Nesnelerin dünyasında kendinize bir yer bulmaya çalışırken...
Boşluk doldurmaca oynarken yüreğinizle..... 
Tımarhanelerde tımar ederken ruhunuzu...
Sessizce geçi verir aşk yanınızdan.
Sadece o anlar kalır geriye.
O anlar dan sonra her şey anlamsızdır.
Bittiğine kendini inandırmak
Yüreğinizin unuttunuz yerleriyle yeniden karşılaşmak kolay değildir.
Kolay değildir bunlarla baş etmek.
Uğrunuza içinizi öldürmek. 
Zaman alır.
Zaman alır bizden bunların yükünü.
O boşluk doldu sanırsınız.
Oysa o boşluğu dolduran eksilmenizdir.

Mustafa Zabun
Bir anın...
Yalnızca bir anın...
Bütün bir hayatı kapladığı anlar...
Öncesinde anlamsızdır artık hayatınıza verdiğiniz bütün anlamlar.
Çaresizce teslim olursunuz..
Direnemezsiniz...
Yayılır vücudunuza...
Sıcaklık kaplar bedeninizi..
Hızlı hızlı atmaya başlar yüreğiniz...
Siz daha ne olduğunusu anlamadan...
Aşk kazılır belleğinize...
Saniyelerle ölçülmesine rağmen...
Hissettiğiniz en uzun zamandır...
O anlar ki çok sonra değerini kazanır
Sıcaktır yüreğiniz...
Yavaş yavaş soğuk vurunca yüreğinize...
Bir anın bir hayatı kapladığını anlarsınız...
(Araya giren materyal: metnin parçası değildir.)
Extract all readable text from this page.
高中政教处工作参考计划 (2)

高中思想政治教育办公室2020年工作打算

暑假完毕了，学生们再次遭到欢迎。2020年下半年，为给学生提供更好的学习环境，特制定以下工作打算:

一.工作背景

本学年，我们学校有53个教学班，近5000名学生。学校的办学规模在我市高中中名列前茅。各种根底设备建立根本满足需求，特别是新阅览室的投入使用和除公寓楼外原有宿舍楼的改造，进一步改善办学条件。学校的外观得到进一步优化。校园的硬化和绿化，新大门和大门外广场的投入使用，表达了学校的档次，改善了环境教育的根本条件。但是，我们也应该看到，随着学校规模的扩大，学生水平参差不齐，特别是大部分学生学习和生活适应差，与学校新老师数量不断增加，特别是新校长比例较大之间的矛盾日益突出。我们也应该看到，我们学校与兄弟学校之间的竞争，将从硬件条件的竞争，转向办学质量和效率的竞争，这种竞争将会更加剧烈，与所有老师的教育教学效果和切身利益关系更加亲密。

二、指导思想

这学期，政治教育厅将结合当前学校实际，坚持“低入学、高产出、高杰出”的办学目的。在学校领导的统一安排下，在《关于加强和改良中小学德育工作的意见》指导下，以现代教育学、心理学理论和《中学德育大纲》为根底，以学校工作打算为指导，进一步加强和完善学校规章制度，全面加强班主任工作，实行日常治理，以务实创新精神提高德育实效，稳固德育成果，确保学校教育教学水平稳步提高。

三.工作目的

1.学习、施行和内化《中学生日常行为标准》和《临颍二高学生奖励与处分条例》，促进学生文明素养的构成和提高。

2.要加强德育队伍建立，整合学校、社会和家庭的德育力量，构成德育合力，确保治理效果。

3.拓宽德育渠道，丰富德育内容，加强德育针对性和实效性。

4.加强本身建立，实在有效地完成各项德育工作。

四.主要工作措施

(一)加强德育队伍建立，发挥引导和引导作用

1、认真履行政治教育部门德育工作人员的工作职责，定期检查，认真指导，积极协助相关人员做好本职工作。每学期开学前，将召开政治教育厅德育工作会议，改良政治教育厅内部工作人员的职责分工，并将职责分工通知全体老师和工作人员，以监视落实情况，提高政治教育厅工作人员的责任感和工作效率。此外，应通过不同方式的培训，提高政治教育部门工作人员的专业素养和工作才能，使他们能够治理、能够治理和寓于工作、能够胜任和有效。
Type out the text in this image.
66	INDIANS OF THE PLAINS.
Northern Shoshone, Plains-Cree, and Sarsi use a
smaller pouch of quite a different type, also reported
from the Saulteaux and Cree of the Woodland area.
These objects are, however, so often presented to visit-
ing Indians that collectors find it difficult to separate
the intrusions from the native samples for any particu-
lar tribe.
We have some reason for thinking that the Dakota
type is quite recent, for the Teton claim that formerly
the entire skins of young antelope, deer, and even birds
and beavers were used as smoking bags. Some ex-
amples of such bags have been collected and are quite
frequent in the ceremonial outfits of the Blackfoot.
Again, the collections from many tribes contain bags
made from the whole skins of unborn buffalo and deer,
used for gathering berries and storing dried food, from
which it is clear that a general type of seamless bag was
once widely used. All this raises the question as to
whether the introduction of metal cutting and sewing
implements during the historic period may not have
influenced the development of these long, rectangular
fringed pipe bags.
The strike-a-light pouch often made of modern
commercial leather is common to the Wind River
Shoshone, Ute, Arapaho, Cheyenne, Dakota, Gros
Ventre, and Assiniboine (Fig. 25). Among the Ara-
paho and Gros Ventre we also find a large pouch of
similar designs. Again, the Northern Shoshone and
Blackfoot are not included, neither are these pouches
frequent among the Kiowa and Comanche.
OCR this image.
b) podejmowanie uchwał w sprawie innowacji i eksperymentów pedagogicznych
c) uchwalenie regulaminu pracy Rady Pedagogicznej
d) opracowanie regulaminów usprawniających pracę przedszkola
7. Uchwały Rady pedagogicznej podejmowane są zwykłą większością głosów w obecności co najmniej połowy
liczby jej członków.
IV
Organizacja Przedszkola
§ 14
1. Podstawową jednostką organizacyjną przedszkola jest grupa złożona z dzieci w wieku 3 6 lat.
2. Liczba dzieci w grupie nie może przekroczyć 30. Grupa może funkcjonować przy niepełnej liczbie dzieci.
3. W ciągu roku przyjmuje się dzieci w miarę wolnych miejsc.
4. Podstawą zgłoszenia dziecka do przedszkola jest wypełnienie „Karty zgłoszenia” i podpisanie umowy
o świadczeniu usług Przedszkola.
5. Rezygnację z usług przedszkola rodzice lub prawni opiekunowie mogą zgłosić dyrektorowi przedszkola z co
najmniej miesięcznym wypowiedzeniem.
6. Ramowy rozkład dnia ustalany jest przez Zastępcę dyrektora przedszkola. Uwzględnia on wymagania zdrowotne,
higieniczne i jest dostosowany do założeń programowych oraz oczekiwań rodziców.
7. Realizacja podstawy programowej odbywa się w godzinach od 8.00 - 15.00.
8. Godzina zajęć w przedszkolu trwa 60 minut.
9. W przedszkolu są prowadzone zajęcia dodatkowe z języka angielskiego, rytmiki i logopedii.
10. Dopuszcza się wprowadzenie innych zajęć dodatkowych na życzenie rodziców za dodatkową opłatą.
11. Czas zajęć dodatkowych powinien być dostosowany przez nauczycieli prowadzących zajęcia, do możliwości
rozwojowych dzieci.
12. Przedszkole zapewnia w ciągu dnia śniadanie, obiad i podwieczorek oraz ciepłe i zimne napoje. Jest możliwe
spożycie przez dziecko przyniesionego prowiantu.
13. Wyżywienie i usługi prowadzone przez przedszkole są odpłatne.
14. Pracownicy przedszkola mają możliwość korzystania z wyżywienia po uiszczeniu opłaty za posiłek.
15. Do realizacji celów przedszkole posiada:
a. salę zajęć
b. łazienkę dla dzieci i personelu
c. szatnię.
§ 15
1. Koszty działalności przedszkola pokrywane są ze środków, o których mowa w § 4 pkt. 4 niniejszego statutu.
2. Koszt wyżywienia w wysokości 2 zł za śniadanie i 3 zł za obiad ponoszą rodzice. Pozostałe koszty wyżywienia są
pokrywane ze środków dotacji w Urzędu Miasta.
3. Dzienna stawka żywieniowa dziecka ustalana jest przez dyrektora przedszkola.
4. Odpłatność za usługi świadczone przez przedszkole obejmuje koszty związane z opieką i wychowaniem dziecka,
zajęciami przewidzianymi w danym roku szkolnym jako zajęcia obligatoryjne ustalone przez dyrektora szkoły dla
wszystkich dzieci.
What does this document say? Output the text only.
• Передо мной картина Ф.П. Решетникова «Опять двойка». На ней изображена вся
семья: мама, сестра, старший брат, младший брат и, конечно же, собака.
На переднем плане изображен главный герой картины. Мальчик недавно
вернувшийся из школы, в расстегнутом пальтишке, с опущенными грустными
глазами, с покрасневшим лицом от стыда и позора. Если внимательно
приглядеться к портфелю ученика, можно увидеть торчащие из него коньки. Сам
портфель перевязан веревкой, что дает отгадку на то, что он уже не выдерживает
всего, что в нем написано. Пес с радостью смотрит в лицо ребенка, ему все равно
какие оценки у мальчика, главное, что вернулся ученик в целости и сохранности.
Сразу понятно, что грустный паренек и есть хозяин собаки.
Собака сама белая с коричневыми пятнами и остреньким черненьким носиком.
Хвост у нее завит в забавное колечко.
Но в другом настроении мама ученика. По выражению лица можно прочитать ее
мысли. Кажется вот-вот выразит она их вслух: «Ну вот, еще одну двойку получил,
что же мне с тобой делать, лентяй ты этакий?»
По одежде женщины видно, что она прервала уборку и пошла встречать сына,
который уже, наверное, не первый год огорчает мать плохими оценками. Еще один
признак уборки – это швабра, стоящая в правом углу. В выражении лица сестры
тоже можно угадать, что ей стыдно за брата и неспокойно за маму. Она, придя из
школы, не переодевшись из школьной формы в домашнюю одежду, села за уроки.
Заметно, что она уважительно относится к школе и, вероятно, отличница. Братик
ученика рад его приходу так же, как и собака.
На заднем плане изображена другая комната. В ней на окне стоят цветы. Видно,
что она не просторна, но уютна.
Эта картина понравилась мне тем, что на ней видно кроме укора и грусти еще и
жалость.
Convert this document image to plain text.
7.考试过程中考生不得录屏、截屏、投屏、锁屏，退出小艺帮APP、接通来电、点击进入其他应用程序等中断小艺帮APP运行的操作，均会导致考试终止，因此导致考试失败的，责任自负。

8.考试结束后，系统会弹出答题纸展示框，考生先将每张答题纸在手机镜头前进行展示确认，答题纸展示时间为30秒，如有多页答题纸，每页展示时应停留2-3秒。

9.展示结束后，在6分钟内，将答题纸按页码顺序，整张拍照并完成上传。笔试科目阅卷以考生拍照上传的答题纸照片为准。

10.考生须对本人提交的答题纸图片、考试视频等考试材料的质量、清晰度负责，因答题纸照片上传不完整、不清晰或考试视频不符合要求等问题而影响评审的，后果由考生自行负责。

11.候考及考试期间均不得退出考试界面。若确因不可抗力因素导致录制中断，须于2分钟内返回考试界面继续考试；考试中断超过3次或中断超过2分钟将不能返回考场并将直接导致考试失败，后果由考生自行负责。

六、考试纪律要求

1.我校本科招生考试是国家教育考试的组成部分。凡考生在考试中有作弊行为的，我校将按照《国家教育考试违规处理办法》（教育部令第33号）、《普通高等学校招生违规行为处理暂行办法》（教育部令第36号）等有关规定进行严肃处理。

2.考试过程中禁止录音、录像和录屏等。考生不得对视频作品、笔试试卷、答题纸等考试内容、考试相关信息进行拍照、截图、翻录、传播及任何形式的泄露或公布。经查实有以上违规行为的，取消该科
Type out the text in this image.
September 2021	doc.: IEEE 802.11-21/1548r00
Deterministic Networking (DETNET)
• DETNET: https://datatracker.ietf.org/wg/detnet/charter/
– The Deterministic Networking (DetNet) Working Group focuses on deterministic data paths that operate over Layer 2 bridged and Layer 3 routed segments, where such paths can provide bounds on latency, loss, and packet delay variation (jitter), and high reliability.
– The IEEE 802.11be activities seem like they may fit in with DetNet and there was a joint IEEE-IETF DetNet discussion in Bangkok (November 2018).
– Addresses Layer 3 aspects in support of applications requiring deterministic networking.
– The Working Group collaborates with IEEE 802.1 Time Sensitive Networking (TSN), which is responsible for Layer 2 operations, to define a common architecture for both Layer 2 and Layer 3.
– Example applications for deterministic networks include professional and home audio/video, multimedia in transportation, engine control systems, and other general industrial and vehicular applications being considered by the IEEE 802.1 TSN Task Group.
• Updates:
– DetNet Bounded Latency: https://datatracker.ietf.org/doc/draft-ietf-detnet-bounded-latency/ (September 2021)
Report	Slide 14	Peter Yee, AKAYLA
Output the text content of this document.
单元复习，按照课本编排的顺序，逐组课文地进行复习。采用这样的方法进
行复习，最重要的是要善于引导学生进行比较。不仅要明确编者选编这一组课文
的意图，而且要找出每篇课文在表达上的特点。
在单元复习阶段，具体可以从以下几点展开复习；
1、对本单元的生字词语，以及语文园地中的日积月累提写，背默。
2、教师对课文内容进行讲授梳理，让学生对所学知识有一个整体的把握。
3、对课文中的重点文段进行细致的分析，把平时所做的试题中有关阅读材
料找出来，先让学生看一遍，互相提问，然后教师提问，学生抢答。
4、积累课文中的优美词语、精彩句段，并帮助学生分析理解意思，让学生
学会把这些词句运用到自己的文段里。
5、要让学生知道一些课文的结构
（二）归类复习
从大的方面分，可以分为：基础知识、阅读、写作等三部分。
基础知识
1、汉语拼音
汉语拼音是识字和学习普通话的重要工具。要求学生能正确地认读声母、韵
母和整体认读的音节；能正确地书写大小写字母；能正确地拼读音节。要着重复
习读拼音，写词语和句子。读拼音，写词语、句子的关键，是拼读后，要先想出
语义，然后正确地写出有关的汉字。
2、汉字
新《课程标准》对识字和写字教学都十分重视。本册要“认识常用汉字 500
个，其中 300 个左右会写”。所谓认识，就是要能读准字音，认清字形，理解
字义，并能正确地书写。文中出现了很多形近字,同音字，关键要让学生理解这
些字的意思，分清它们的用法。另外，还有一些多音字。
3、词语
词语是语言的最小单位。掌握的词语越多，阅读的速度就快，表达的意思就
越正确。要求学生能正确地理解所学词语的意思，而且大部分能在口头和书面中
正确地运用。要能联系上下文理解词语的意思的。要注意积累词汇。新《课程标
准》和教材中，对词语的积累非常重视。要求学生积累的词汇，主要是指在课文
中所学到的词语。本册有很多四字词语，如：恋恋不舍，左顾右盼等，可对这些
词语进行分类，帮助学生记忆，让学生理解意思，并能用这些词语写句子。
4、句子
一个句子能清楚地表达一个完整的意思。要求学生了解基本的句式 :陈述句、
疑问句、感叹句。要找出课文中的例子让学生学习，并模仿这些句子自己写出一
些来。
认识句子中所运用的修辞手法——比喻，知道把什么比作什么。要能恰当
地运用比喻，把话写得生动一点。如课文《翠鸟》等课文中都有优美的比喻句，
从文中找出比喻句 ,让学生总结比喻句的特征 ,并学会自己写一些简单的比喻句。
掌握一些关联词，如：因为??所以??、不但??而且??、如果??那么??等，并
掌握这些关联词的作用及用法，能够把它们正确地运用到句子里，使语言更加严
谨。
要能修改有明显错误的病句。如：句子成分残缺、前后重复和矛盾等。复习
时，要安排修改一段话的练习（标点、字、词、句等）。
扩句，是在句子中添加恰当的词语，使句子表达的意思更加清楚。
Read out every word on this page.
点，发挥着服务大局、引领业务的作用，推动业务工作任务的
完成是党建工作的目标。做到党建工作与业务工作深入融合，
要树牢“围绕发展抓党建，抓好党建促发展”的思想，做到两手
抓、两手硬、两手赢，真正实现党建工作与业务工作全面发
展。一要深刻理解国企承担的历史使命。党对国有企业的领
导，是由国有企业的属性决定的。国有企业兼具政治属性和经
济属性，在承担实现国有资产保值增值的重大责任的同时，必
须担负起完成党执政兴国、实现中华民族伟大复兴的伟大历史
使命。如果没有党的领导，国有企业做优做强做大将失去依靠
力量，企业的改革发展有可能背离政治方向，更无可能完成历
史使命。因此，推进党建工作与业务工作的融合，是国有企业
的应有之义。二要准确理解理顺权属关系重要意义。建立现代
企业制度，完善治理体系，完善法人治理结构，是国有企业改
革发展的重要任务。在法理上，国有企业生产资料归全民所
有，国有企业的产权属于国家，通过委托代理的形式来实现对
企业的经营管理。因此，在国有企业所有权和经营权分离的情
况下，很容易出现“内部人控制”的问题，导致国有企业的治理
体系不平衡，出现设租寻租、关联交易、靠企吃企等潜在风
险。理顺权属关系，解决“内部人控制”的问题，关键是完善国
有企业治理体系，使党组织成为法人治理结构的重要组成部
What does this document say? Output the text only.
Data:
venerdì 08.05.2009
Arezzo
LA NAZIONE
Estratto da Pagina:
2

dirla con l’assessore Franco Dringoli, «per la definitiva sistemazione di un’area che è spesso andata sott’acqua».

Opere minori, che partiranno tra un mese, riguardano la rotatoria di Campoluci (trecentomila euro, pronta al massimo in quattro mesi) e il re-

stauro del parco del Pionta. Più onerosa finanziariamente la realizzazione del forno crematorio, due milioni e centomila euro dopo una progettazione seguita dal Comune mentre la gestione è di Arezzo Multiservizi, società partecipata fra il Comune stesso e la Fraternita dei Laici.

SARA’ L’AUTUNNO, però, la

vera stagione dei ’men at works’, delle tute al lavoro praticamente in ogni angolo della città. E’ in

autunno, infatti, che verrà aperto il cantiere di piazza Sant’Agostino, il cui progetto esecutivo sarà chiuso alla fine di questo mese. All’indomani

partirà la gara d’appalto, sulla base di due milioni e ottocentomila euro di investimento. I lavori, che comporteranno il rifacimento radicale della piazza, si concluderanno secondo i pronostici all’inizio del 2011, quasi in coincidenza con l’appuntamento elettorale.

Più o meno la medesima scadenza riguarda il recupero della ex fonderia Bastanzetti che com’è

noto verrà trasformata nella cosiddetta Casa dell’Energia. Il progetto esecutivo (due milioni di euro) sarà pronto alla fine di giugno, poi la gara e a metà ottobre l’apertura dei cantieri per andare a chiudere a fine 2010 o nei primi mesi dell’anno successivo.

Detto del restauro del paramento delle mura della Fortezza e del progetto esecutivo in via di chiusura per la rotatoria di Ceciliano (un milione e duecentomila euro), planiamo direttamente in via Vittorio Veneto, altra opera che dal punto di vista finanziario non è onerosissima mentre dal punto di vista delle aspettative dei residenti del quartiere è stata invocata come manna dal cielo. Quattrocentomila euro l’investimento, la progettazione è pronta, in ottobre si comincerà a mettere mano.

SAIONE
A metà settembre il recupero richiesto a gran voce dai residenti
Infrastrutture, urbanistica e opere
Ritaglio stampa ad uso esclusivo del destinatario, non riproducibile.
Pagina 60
Çalmayan bir gitar gibi...
Pili bitmiş bir saat gibi...
Toz tutmuş bir daktilo gibi...
Zararsızca bakınırken..
Duvarlar kadar sesiz olmaya çalışırken...
Kabullenmek ve vazgeçmekten geçerken aklınızdan...
Nesnelerin dünyasında kendinize bir yer bulmaya çalışırken...
Boşluk doldurmaca oynarken yüreğinizle...
O boşluğun dolduğunu sandığımız anın kurmaca bir yalandan ibaretken...
Dolduğunuz değil eksildiğinizi anladığınız zamanlar...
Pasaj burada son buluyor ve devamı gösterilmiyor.